Begg, who is a research fellow at the LSE's European Institute, added that it seems to have been taken as read that the Conservative membership in picking a leader to succeed May is also picking the next Prime Minister.
"But what happens if that person is unable to command a majority in the Commons, either because the Democratic Unionist Party (DUP) pulls out of the confidence and supply arrangement it brokered with Theresa May, or a handful of Conservative MPs decide to oppose the new leader? Neither is that implausible," added Begg.
Professor Patrick Minford from Cardiff Business School thinks the winning formula could be in the hands of the successor to May at Number 10.
Minford told Xinhua on Monday: "The new Conservative leader needs to renegotiate the withdrawal agreement with Brussels, it is as simple as that. With a new EU it is possible."
Professor John Curtice, an elections expert from Strathclyde University, has described Britain as a divided and polarised nation.
"The two most popular choices are leaving the EU without a deal and having a second referendum.
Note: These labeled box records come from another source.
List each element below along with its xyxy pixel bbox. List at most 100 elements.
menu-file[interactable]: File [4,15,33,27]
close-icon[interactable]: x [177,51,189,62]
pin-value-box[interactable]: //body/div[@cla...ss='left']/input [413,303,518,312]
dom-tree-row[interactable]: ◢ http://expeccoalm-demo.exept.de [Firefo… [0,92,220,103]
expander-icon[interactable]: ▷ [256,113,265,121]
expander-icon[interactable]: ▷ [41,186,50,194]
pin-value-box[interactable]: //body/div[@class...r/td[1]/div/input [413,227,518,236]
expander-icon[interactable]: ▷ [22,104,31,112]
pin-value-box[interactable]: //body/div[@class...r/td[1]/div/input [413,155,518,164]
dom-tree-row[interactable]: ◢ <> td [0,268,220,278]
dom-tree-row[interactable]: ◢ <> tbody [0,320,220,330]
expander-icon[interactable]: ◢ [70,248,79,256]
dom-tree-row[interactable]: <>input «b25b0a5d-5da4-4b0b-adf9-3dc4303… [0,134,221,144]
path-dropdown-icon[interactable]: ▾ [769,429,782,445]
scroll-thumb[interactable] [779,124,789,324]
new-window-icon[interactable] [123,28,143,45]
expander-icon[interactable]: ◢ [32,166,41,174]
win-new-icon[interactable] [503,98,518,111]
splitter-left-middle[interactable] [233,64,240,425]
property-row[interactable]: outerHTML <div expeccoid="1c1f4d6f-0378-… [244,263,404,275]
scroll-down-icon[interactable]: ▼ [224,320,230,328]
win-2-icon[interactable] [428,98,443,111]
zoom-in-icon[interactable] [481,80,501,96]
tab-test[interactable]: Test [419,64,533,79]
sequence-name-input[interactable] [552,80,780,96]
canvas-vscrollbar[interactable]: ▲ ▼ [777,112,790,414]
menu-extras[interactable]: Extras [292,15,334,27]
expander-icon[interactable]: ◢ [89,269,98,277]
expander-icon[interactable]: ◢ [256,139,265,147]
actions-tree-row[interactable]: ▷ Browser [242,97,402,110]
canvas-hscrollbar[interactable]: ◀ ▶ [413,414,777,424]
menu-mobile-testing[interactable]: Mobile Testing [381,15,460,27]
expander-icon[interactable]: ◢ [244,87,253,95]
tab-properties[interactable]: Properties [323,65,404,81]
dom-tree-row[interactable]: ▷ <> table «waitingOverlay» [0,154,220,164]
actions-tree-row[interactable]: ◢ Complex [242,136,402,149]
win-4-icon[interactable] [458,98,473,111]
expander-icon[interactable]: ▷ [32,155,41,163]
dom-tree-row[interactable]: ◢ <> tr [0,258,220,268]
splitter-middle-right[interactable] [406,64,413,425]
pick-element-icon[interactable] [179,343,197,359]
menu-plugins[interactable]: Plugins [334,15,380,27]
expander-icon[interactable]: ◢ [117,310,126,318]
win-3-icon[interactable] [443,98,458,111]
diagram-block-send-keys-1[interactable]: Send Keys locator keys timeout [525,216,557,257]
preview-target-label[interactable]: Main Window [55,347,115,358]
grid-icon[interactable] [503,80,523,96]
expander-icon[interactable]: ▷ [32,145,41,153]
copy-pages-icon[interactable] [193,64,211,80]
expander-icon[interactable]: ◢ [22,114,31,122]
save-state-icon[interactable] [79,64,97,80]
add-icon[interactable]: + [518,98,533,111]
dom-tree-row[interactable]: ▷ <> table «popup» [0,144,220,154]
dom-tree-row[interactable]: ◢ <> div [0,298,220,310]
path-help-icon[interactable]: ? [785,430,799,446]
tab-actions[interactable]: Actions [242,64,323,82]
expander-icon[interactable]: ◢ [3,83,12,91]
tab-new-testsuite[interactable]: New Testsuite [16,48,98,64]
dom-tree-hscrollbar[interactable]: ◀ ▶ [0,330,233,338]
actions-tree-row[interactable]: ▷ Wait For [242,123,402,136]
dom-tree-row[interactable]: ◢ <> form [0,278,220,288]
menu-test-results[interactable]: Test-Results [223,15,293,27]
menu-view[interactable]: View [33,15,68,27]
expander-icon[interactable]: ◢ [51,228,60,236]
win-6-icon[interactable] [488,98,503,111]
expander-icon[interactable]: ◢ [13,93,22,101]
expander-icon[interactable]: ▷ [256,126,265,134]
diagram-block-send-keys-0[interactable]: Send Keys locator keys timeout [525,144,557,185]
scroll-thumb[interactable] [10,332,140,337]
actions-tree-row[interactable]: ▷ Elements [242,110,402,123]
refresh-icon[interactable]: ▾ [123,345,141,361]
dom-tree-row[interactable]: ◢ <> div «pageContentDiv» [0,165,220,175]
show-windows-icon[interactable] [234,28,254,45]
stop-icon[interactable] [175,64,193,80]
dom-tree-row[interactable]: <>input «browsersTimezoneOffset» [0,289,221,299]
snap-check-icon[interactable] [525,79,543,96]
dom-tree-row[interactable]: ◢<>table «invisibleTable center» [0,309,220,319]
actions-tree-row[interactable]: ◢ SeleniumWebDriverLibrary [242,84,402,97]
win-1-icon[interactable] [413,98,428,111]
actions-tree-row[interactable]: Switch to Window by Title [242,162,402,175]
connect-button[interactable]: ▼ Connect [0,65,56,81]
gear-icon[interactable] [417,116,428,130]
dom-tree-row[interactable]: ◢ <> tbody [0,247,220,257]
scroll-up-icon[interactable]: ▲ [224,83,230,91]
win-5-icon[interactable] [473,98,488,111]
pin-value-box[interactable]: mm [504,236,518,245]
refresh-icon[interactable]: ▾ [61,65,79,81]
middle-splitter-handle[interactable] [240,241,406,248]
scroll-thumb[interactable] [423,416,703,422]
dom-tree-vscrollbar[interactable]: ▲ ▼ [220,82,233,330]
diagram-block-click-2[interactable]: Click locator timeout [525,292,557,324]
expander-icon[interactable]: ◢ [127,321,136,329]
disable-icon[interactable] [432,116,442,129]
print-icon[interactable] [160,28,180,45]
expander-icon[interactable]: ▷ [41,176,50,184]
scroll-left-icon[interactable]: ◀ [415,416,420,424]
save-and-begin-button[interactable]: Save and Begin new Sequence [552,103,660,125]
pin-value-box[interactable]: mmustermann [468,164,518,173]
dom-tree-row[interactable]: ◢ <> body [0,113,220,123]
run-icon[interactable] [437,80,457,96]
Resolving the Brexit impasse is not going to be easy because we are divided and polarised," Curtice said.
The future, added Curtice, points to a period of more fractious politics.
The Brexit clock is ticking away, with the EU-agreed deadline of Oct. 31 to find a deal emerging on the horizon.
When the dust settles on the EU election result and the party leadership, Brexit will be waiting in the wings to be resolved.